Richard laughed at this while his mother exclaimed: “How dare you talk like that, Richard!”

“He is only being a tease,” said Rachel, looking up at Anne. “I have got used to it now, and pay no attention to him.”

“Finish the story, mother,” said Richard, and Anne added her voice to his. “Please finish the story. I am waiting to hear how the house was burnt down. Then I shall go home and buy some fire extinguishers.”

They all laughed at this, and Mrs. Sotheby continued:

“After Captain Purdue’s death it was nearly a year before the lawyers could find the heirs to the estate, and when they did find them the trouble was to know what to do with them. They called themselves Putty, though the name was really Purdue; the father and mother were dead and there were two brothers and two sisters. They had lived all their lives in a tumble-down cottage without proper windows or doors, right out on the Bedford Level, miles from anywhere. The brothers were labourers, ditchers. The elder of the two was called Jack: he was the best of the family but it was difficult to make out what he said. There was no getting anything out of his brother; he was stone deaf and had a cleft palate. The girls were very wild, dirty creatures, and not quite right in the head. When they were sober they were all like wooden images, and they looked very queer when they first came, in the black clothes Mr. Stott had bought for them. Well, they moved into the house, and within a week all the servants left and they were alone there. None of the gentry round would have anything to do with them; nobody went near the house except Dr. Boulder and Mr. Noble, who was the vicar here in those days, and of course Mr. Stott, the lawyer. At first they lived very quietly, only making a fearful mess of the three rooms they used. They were afraid that Mr. Stott could turn them out if he had wanted to, but after they had been there two or three months they grew more confident. And though they were like images if there were other people about, there was plenty of noise when they were by themselves and when they were drunk. Jack used to throw things and his sisters would throw things back. At first they came to ‘The Red Cow’ for drink, and Jack used sometimes to wave Captain Purdue’s hunting crop and threaten to horsewhip anybody who didn’t take his hat off, and one day when he had got very drunk he stood by the monument on the green and made a speech. People could hear him bellowing for miles round, but no one could make out much of what he said except that he was the squire, and that he ought to have been told before, and that he would never be rough with anybody.

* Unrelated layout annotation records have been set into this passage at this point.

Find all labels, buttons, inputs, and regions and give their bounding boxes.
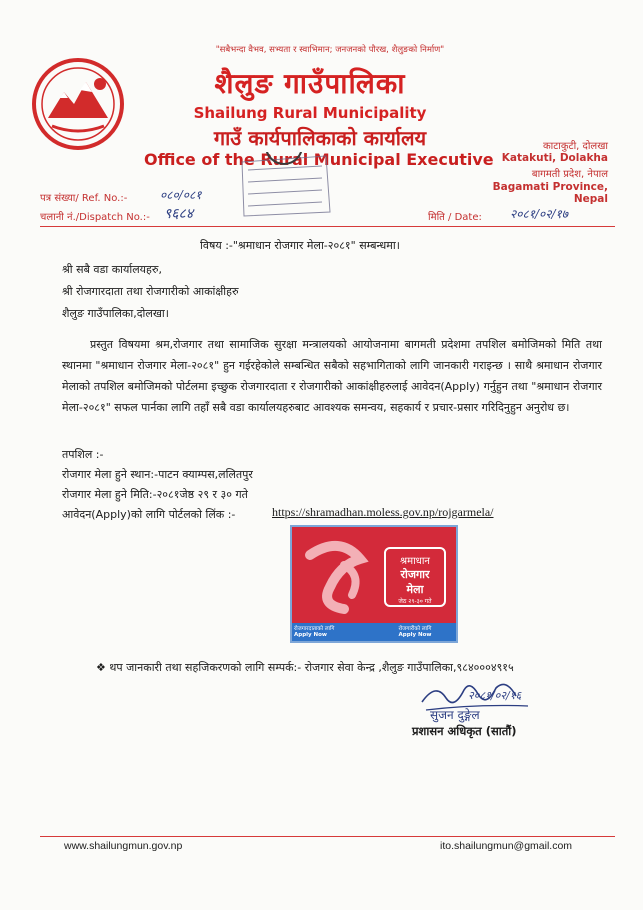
poster-left-caption: रोजगारदाताको लागि: [294, 626, 335, 632]
office-stamp-icon: [234, 152, 334, 218]
poster-title-badge: [384, 547, 446, 607]
recipient-line: श्री रोजगारदाता तथा रोजगारीको आकांक्षीहरु: [62, 285, 239, 298]
signer-designation: प्रशासन अधिकृत (सातौं): [412, 724, 517, 738]
letter-subject: विषय :-"श्रमाधान रोजगार मेला-२०८१" सम्बन्धमा।: [200, 239, 400, 252]
contact-line: [96, 660, 514, 675]
portal-link[interactable]: https://shramadhan.moless.gov.np/rojgarmela/: [272, 505, 494, 519]
details-heading: तपशिल :-: [62, 448, 104, 461]
footer-divider: [40, 836, 615, 837]
poster-title-line1: श्रमाधान: [400, 556, 430, 567]
ref-value: ०८०/०८१: [160, 188, 202, 202]
date-label: मिति / Date:: [428, 212, 482, 223]
poster-logo-icon: [300, 535, 380, 615]
job-fair-poster: [290, 525, 458, 643]
signer-name: सुजन दुङ्गेल: [430, 708, 480, 722]
portal-label: आवेदन(Apply)को लागि पोर्टलको लिंक :-: [62, 508, 236, 521]
office-name-nepali: गाउँ कार्यपालिकाको कार्यालय: [213, 126, 427, 150]
municipality-name-english: Shailung Rural Municipality: [193, 104, 427, 122]
dispatch-label: चलानी नं./Dispatch No.:-: [40, 212, 150, 223]
address-english-line1: Katakuti, Dolakha: [501, 152, 608, 164]
diamond-bullet-icon: ❖: [96, 661, 106, 674]
address-nepali-line2: बागमती प्रदेश, नेपाल: [531, 169, 608, 180]
poster-left-apply-button[interactable]: Apply Now: [294, 632, 327, 638]
office-name-english: Office of the Rural Municipal Executive: [144, 150, 494, 169]
dispatch-value: ९६८४: [164, 206, 194, 222]
address-english-line2: Bagamati Province, Nepal: [492, 181, 608, 205]
poster-red-panel: [292, 527, 456, 623]
poster-date: जेठ २९-३० गते: [398, 598, 432, 605]
recipient-line: शैलुङ गाउँपालिका,दोलखा।: [62, 307, 169, 320]
poster-right-caption: रोजगारीको लागि: [398, 626, 432, 632]
signature-date: २०८१/०२/१६: [468, 689, 522, 702]
poster-title-line2: रोजगार: [400, 568, 430, 581]
footer-email[interactable]: ito.shailungmun@gmail.com: [440, 840, 573, 852]
ref-label: पत्र संख्या/ Ref. No.:-: [40, 193, 128, 204]
municipality-name-nepali: शैलुङ गाउँपालिका: [214, 67, 406, 100]
poster-title-line3: मेला: [406, 583, 424, 596]
address-nepali-line1: काटाकुटी, दोलखा: [542, 141, 608, 152]
poster-right-apply-button[interactable]: Apply Now: [398, 632, 432, 638]
dates-line: रोजगार मेला हुने मिति:-२०८१जेष्ठ २९ र ३० गते: [62, 488, 248, 501]
motto: "सबैभन्दा वैभव, सभ्यता र स्वाभिमान; जनजनको पौरख, शैलुङको निर्माण": [215, 45, 445, 55]
contact-text: थप जानकारी तथा सहजिकरणको लागि सम्पर्क:- रोजगार सेवा केन्द्र ,शैलुङ गाउँपालिका,९८४०००४९१५: [109, 661, 514, 674]
venue-line: रोजगार मेला हुने स्थान:-पाटन क्याम्पस,ललितपुर: [62, 468, 253, 481]
footer-website[interactable]: www.shailungmun.gov.np: [64, 840, 183, 852]
poster-apply-band: [292, 623, 456, 641]
date-value: २०८१/०२/१७: [510, 207, 569, 221]
recipient-line: श्री सबै वडा कार्यालयहरु,: [62, 263, 162, 276]
municipality-emblem-icon: [30, 56, 126, 152]
header-divider: [40, 226, 615, 227]
letter-body-paragraph: प्रस्तुत विषयमा श्रम,रोजगार तथा सामाजिक सुरक्षा मन्त्रालयको आयोजनामा बागमती प्रदेशमा तपशिल बमोजिमको मिति तथा स्थानमा "श्रमाधान रोजगार मेला-२०८१" हुन गईरहेकोले सम्बन्धित सबैको सहभागिताको लागि जानकारी गराइन्छ । साथै श्रमाधान रोजगार मेलाको तपशिल बमोजिमको पोर्टलमा इच्छुक रोजगारदाता र रोजगारीको आकांक्षीहरुलाई आवेदन(Apply) गर्नुहुन तथा "श्रमाधान रोजगार मेला-२०८१" सफल पार्नका लागि तहाँ सबै वडा कार्यालयहरुबाट आवश्यक समन्वय, सहकार्य र प्रचार-प्रसार गरिदिनुहुन अनुरोध छ।: [62, 338, 602, 414]
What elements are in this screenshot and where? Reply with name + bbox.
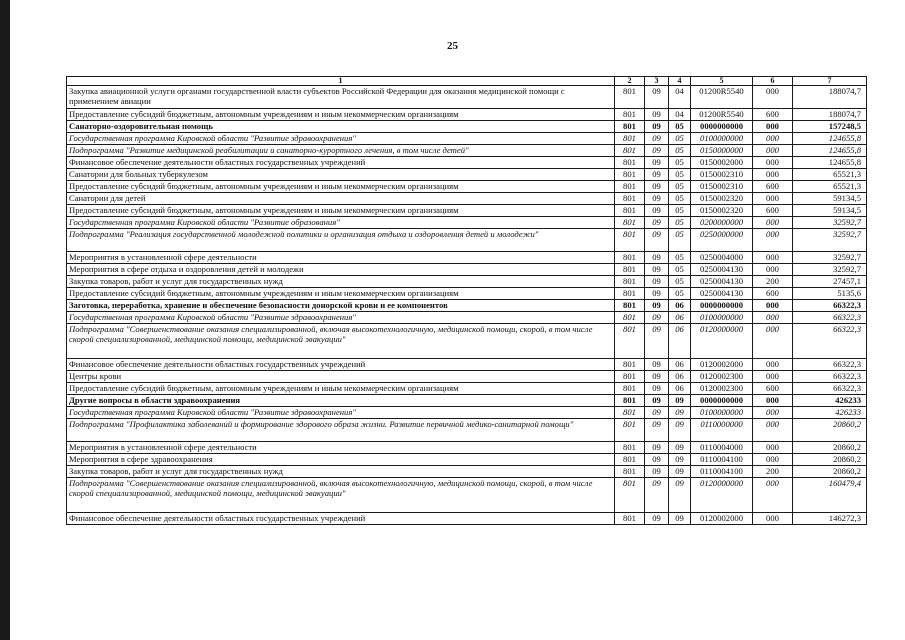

“One day when he was in ‘The Red Cow’ one of the men asked him how it was that he didn’t like port wine. That was the first Jack had heard of Captain Purdue’s cellar, for, would you believe it, the Puttys had never been all over the house, and the cellar being locked up they had not troubled to break it open. After they found the wine nothing was seen of them for more than a week and then, one night, we were all woken up with the news that the manor house had caught fire. Everyone in the village turned out to help and the fire engine was fetched from Linton, but it came too late to be any use. The whole house was ablaze when we got there; the dairy and stables too, for they were touching the house. The men had made a line from the pond and were passing buckets, but it did no good, for the rooms were very old-fashioned and all the panelling had caught alight by that time, and the staircase too. The flames made it as light as day.”

“What about the Puttys?” asked Anne.

“Well, that was a very dreadful story. Jack Putty had just broken his way out of the house when we got there, but the two girls and the deaf brother were still inside. One of the Peck boys, who went to Wet Coulter afterwards as a ploughman, got out both of the girls, but they were terribly burned, and the brother lost his life. Jack Putty did not seem to understand what was happening at first, but when the fire had taken hold of everything he missed his brother, and then he ran back into the house to find him. He came out again with his clothes alight and jumped into the pond, and then, when he got out, he ran back into the fire again. It was dreadful to see that. He got out alive a second time, and would have gone in a third time, but everyone could see it was no use, and they prevented him; it took four men to hold him. Poor fellow, his feet were terribly burned, but he didn’t seem to mind that, but kept crying out that he must save his brother.

“After that they were all taken to the hospital, and there they found out that the girls were not fit to be about, so they were sent to an asylum for the imbecile. They have been there ever since, but Jack Putty seemed a different man after that. He went out to Australia; Mr. Stott sends him his rent regularly, and Jack sent him word when he got married. The property still belongs to him, of course, and that is how it is that the manor house has never been rebuilt.”

There was a silence in the little parlour, while they turned the story over in their minds. Mrs. Sotheby began to poke up the fire in the grate, and the flames shot up; they had been sitting almost in the dark.